İbrahim Özdemir
Doç. Dr., Bingöl Üniversitesi, İlahiyat Fakültesi, İslam Hukuku Ana Bilim Dalı
Associate. Prof., Bingol University, Faculty of Islamic Sciences,
Department of Tafsir - Bingöl, Turkey
ibrahimpalevi@hotmail.com
ORCID: 0000-0001-8119-1520
Geliş Tarihi: 04.03.2019, Kabul Tarih: 23.04.2019
DOI: 10.34085/buifd.535495
Kelamcılar yetkin sıfatlarla muttasıf olan Yüce
Yaratıcıya ait bütün fiillerin, kulları ilgilendiren birçok dinî ve dünyevî değer
taşıdığı konusunda hemfikirdirler.
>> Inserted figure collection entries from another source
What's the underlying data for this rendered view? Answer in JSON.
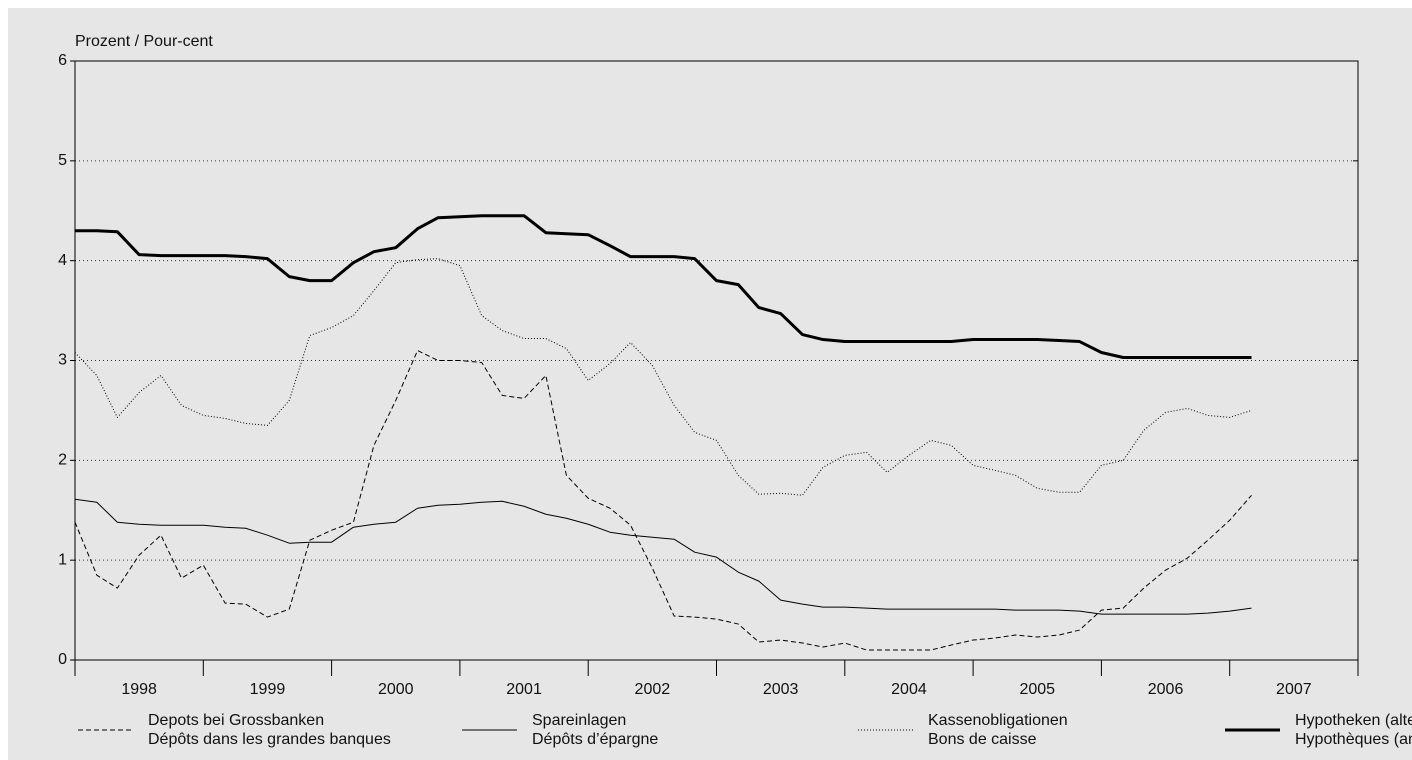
{
  "chart_data": {
    "type": "line",
    "ylabel": "Prozent / Pour-cent",
    "x": [
      1998,
      1998.17,
      1998.33,
      1998.5,
      1998.67,
      1998.83,
      1999,
      1999.17,
      1999.33,
      1999.5,
      1999.67,
      1999.83,
      2000,
      2000.17,
      2000.33,
      2000.5,
      2000.67,
      2000.83,
      2001,
      2001.17,
      2001.33,
      2001.5,
      2001.67,
      2001.83,
      2002,
      2002.17,
      2002.33,
      2002.5,
      2002.67,
      2002.83,
      2003,
      2003.17,
      2003.33,
      2003.5,
      2003.67,
      2003.83,
      2004,
      2004.17,
      2004.33,
      2004.5,
      2004.67,
      2004.83,
      2005,
      2005.17,
      2005.33,
      2005.5,
      2005.67,
      2005.83,
      2006,
      2006.17,
      2006.33,
      2006.5,
      2006.67,
      2006.83,
      2007,
      2007.17
    ],
    "series": [
      {
        "name": [
          "Depots bei Grossbanken",
          "Dépôts dans les grandes banques"
        ],
        "color": "#000000",
        "style": "dashed",
        "width": 1,
        "values": [
          1.38,
          0.85,
          0.72,
          1.05,
          1.25,
          0.82,
          0.95,
          0.57,
          0.56,
          0.43,
          0.51,
          1.2,
          1.3,
          1.38,
          2.15,
          2.6,
          3.1,
          3.0,
          3.0,
          2.98,
          2.65,
          2.62,
          2.85,
          1.85,
          1.62,
          1.52,
          1.35,
          0.92,
          0.44,
          0.43,
          0.41,
          0.36,
          0.18,
          0.2,
          0.17,
          0.13,
          0.17,
          0.1,
          0.1,
          0.1,
          0.1,
          0.15,
          0.2,
          0.22,
          0.25,
          0.23,
          0.25,
          0.3,
          0.5,
          0.52,
          0.72,
          0.9,
          1.02,
          1.2,
          1.4,
          1.65
        ]
      },
      {
        "name": [
          "Spareinlagen",
          "Dépôts d’épargne"
        ],
        "color": "#000000",
        "style": "solid",
        "width": 1,
        "values": [
          1.61,
          1.58,
          1.38,
          1.36,
          1.35,
          1.35,
          1.35,
          1.33,
          1.32,
          1.25,
          1.17,
          1.18,
          1.18,
          1.33,
          1.36,
          1.38,
          1.52,
          1.55,
          1.56,
          1.58,
          1.59,
          1.54,
          1.46,
          1.42,
          1.36,
          1.28,
          1.25,
          1.23,
          1.21,
          1.08,
          1.03,
          0.88,
          0.79,
          0.6,
          0.56,
          0.53,
          0.53,
          0.52,
          0.51,
          0.51,
          0.51,
          0.51,
          0.51,
          0.51,
          0.5,
          0.5,
          0.5,
          0.49,
          0.46,
          0.46,
          0.46,
          0.46,
          0.46,
          0.47,
          0.49,
          0.52
        ]
      },
      {
        "name": [
          "Kassenobligationen",
          "Bons de caisse"
        ],
        "color": "#000000",
        "style": "dotted",
        "width": 1,
        "values": [
          3.08,
          2.85,
          2.43,
          2.68,
          2.85,
          2.55,
          2.45,
          2.42,
          2.37,
          2.35,
          2.6,
          3.25,
          3.33,
          3.45,
          3.7,
          3.98,
          4.01,
          4.02,
          3.95,
          3.45,
          3.3,
          3.22,
          3.22,
          3.12,
          2.8,
          2.97,
          3.18,
          2.95,
          2.55,
          2.28,
          2.2,
          1.85,
          1.66,
          1.67,
          1.65,
          1.93,
          2.05,
          2.08,
          1.88,
          2.05,
          2.2,
          2.15,
          1.95,
          1.9,
          1.85,
          1.72,
          1.68,
          1.68,
          1.95,
          2.0,
          2.3,
          2.48,
          2.52,
          2.45,
          2.43,
          2.5
        ]
      },
      {
        "name": [
          "Hypotheken (alte)",
          "Hypothèques (anciennes)"
        ],
        "color": "#000000",
        "style": "solid",
        "width": 3,
        "values": [
          4.3,
          4.3,
          4.29,
          4.06,
          4.05,
          4.05,
          4.05,
          4.05,
          4.04,
          4.02,
          3.84,
          3.8,
          3.8,
          3.98,
          4.09,
          4.13,
          4.32,
          4.43,
          4.44,
          4.45,
          4.45,
          4.45,
          4.28,
          4.27,
          4.26,
          4.15,
          4.04,
          4.04,
          4.04,
          4.02,
          3.8,
          3.76,
          3.53,
          3.47,
          3.26,
          3.21,
          3.19,
          3.19,
          3.19,
          3.19,
          3.19,
          3.19,
          3.21,
          3.21,
          3.21,
          3.21,
          3.2,
          3.19,
          3.08,
          3.03,
          3.03,
          3.03,
          3.03,
          3.03,
          3.03,
          3.03
        ]
      }
    ],
    "xlim": [
      1998,
      2008
    ],
    "xticks": [
      {
        "value": 1998.5,
        "label": "1998"
      },
      {
        "value": 1999.5,
        "label": "1999"
      },
      {
        "value": 2000.5,
        "label": "2000"
      },
      {
        "value": 2001.5,
        "label": "2001"
      },
      {
        "value": 2002.5,
        "label": "2002"
      },
      {
        "value": 2003.5,
        "label": "2003"
      },
      {
        "value": 2004.5,
        "label": "2004"
      },
      {
        "value": 2005.5,
        "label": "2005"
      },
      {
        "value": 2006.5,
        "label": "2006"
      },
      {
        "value": 2007.5,
        "label": "2007"
      }
    ],
    "ylim": [
      0,
      6
    ],
    "yticks": [
      0,
      1,
      2,
      3,
      4,
      5,
      6
    ],
    "grid": true,
    "legend": "bottom"
  }
}
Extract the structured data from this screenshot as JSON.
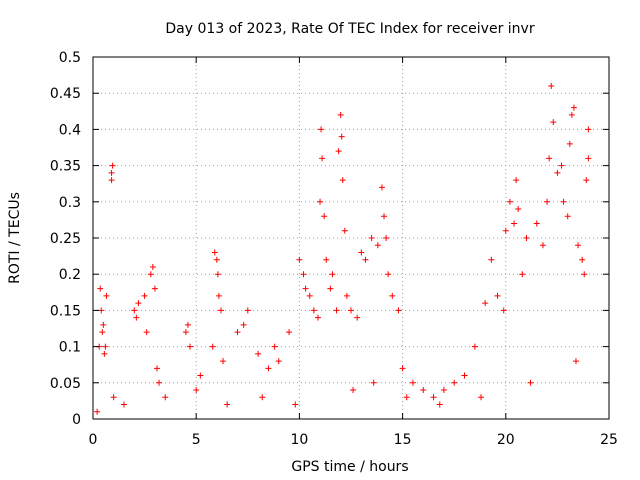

Ancak onlar bu değerlerin bilinme yolunun
vahiy mi akıl mı olduğu hususunda ihtilaf etmişlerdir. Onlar, daha çok hüsün-kubuh
adıyla bilinen ve usul, ahlak, fıkıh ve diğer birçok bilim dalındaki tartışmalara
da uzanan bu meselede iki temel görüş belirtmişlerdir. Farklı teolojik düşüncelerden
ve epistemik argümanlardan kaynaklanan bu ihtilaf, insana ilişen ilahî
fiillerin temellendirilmesinde (ta‘lîl) de kendini göstermektedir. Çoğu kelamcı,
dinî hüküm ve tekliflerin ancak vahiyle birlikte varlık bulacağını, Yüce
Yaratıcının tüm fiillerinin hikmete uygun tecelli ettiğini/edeceğini, maslahatı
içerdiğini ve bunun da ilahî rahmetin bir tezahürü veya muktezası olduğunu
söylemektedir. Başta Mu‘tezile olmak üzere bazı kelamcılar ise birtakım aklî
değer ve yargıların zarûrîlik ve önceliğinden hareketle
bütün ilahî fiillerin hikmet ve maslahatları ihtiva etmesinin Yüce Yaratıcıya vacib
olduğunu ileri sürmektedirler. Bu kelamcılar ilahî hikmet ve adaletin ancak bu
şekilde tahakkuk edeceğini, aksi takdirde anlamsızlığın (abes) söz konusu
olacağını söylemektedirler. Mu‘tezilenin benimsediği hüsün-kubuh anlayışı, tarihi
süreç içerisinde iki farklı aşama (zâtî, izâfî) geçirmiş ve her biri farklı
birtakım argümanlarla savunulmaya çalışılmıştır. Mu‘tezilî kelamcılar ilahî
fiillerin kullara dönük birtakım maslahatlarla gerekçelendirilmesi bağlamında
ilahî hikmet ve adalet argümanlarına sıklıkla başvurmanın yanı sıra, birtakım aklî
ve naklî delillere de başvurmuşlardır. Mu‘tezile, fiillerde içkin
olan değerlerin ontolojik kaynağı hakkında Eş‘arîler ve Mâtürîdîlerle aynı
düşünürken, bu değerlerin epistemik kaynağı hususunda onlardan farklı
düşünmektedir. Çalışmamızda bütün bu hususlar, ilk elden kaynaklara
başvurularak incelenmekte ve Mu‘tezilenin anılan kelamcılarla ayrıştığı ve kesiştiği
hususlar objektif bir biçimde irdelenmektedir.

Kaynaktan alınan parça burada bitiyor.